A real deployment I ran

Last monsoon a co-operative bank in Pune lost the primary PSU on a 224E during a voltage sag. The switch limped on the surviving supply, but the SOC dashboard went amber and the branch manager called in a panic. We had a spare PSU staged in the Mumbai warehouse, swapped it during the lunch window, and the only real delay was the gate-pass reconciliation at the colo. Lesson: stage spares for anything single-PSU in a flood-prone city.

Extended FAQs

Does the 224E keep its config if I pull it from FortiLink and run it standalone?

No. In FortiLink-managed mode the authoritative config lives on the FortiGate. Pulling the switch out and booting it standalone gives you a near-default switch. Export the managed-switch block from the gate first if you need the settings.

How do I prove to an RBI auditor that this switch is patched?
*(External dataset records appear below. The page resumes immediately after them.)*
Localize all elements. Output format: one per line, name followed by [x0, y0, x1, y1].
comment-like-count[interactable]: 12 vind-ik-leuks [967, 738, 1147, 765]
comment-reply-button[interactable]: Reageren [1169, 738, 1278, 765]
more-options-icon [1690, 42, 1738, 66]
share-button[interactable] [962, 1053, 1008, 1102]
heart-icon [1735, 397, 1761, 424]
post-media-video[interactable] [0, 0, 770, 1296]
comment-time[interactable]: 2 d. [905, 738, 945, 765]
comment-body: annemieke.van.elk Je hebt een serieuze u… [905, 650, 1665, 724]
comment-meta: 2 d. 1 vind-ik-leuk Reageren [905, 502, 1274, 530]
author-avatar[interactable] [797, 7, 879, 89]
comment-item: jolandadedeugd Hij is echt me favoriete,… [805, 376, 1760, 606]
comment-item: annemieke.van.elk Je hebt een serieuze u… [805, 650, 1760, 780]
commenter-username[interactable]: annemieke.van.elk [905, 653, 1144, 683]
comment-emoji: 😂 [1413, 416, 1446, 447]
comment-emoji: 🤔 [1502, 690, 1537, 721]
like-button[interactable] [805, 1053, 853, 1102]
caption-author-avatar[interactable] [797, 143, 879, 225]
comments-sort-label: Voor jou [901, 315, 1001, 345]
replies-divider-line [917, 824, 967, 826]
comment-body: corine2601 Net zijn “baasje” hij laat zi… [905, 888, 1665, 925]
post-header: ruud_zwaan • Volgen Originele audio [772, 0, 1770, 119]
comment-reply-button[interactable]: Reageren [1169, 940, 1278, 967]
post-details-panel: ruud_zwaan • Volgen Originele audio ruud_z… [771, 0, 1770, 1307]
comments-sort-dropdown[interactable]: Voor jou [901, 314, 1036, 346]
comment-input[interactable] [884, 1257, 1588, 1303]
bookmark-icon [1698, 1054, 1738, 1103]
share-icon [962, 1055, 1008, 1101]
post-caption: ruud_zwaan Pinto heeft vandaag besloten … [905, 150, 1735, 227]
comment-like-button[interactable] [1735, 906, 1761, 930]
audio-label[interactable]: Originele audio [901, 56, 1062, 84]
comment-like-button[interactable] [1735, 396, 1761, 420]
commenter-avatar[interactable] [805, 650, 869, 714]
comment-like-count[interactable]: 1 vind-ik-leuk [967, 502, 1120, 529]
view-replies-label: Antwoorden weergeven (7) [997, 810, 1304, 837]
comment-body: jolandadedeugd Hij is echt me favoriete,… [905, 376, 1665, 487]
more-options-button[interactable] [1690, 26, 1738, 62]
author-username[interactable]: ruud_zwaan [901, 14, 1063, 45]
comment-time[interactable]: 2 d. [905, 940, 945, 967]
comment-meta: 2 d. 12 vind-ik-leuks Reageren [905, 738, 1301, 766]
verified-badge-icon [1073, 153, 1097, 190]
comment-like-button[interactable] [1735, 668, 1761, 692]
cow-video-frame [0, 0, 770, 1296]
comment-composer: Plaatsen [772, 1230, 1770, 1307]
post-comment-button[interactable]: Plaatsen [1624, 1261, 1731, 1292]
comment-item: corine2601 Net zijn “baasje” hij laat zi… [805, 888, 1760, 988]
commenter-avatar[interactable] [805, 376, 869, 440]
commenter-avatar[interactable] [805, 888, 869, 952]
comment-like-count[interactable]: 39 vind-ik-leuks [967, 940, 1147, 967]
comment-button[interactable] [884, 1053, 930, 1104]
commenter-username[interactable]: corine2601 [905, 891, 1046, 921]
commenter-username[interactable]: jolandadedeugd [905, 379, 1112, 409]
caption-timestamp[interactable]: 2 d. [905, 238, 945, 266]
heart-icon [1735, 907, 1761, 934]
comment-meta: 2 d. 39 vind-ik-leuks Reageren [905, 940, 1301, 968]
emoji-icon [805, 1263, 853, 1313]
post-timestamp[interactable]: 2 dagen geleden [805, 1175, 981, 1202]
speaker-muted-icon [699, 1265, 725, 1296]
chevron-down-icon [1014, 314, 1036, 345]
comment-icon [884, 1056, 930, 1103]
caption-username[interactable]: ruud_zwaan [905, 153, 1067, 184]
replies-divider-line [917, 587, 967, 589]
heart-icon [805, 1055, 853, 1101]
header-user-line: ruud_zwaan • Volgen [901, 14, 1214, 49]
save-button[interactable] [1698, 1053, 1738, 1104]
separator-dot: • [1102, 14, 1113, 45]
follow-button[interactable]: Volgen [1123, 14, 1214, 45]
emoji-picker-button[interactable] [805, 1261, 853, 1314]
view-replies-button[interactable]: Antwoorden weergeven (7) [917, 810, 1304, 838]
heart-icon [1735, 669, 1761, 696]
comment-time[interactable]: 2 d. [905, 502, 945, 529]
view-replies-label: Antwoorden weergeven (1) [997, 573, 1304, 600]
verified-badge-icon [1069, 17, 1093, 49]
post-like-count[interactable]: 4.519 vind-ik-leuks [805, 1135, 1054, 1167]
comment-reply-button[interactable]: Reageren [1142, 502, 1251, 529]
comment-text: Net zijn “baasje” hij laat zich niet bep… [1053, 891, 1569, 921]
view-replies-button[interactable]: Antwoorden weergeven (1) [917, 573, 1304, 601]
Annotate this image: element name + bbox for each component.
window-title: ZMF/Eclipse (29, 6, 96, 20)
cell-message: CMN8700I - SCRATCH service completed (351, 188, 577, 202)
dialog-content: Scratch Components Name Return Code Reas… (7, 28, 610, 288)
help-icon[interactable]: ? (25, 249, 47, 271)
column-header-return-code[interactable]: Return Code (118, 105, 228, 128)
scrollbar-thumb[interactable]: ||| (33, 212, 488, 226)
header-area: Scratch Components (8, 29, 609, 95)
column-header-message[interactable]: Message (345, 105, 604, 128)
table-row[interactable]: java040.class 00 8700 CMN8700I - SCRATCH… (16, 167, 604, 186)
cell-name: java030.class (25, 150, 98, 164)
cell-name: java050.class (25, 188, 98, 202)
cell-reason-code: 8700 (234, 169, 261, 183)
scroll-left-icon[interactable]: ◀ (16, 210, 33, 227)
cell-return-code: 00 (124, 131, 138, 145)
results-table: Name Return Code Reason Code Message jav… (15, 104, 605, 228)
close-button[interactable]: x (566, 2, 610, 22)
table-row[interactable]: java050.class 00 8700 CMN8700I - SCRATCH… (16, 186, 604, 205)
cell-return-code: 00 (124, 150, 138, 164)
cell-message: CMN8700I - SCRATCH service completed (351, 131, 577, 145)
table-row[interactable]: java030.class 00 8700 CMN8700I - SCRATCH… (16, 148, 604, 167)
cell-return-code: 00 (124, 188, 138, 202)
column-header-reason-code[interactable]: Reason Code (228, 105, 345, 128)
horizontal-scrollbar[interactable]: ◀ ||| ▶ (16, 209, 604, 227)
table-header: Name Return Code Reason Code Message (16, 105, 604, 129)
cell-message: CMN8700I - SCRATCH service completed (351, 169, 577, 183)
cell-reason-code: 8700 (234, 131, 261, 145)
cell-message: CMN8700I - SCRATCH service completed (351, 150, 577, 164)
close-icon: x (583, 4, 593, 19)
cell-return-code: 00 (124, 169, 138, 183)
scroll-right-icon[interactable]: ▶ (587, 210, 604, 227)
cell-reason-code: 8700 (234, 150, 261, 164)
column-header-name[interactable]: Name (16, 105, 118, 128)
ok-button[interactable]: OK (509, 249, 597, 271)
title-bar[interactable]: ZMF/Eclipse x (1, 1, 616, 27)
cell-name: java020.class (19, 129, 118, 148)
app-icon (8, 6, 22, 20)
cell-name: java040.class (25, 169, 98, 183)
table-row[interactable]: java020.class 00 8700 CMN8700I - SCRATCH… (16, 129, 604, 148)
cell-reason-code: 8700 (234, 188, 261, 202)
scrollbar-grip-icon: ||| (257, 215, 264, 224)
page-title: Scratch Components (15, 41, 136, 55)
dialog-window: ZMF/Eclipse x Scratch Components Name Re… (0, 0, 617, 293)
Pull the firmware build from get system status on the switch or from the managed-switch view on the gate, and cross it against the FortiGuard PSIRT advisory list. FortiManager keeps a compliance report you can export as evidence for the 180-day log window.

What is the realistic RMA turnaround in India?

If the SKU is in the Bengaluru or Mumbai bonded stock, advance-replacement under FortiCare Premium runs next-business-day in metros. Tier-2 towns add a courier day, and a MeitY-empanelled colo adds gate-pass paperwork time. Stage a cold spare for anything single-PSU.

Can I manage the 224E entirely through FortiManager for a multi-branch bank?

Yes, and you should. FortiManager pushes the managed-switch config down through each FortiGate, giving you one change-control surface across every branch. That is the cleanest way to satisfy the change-audit requirement under the RBI cyber-security framework.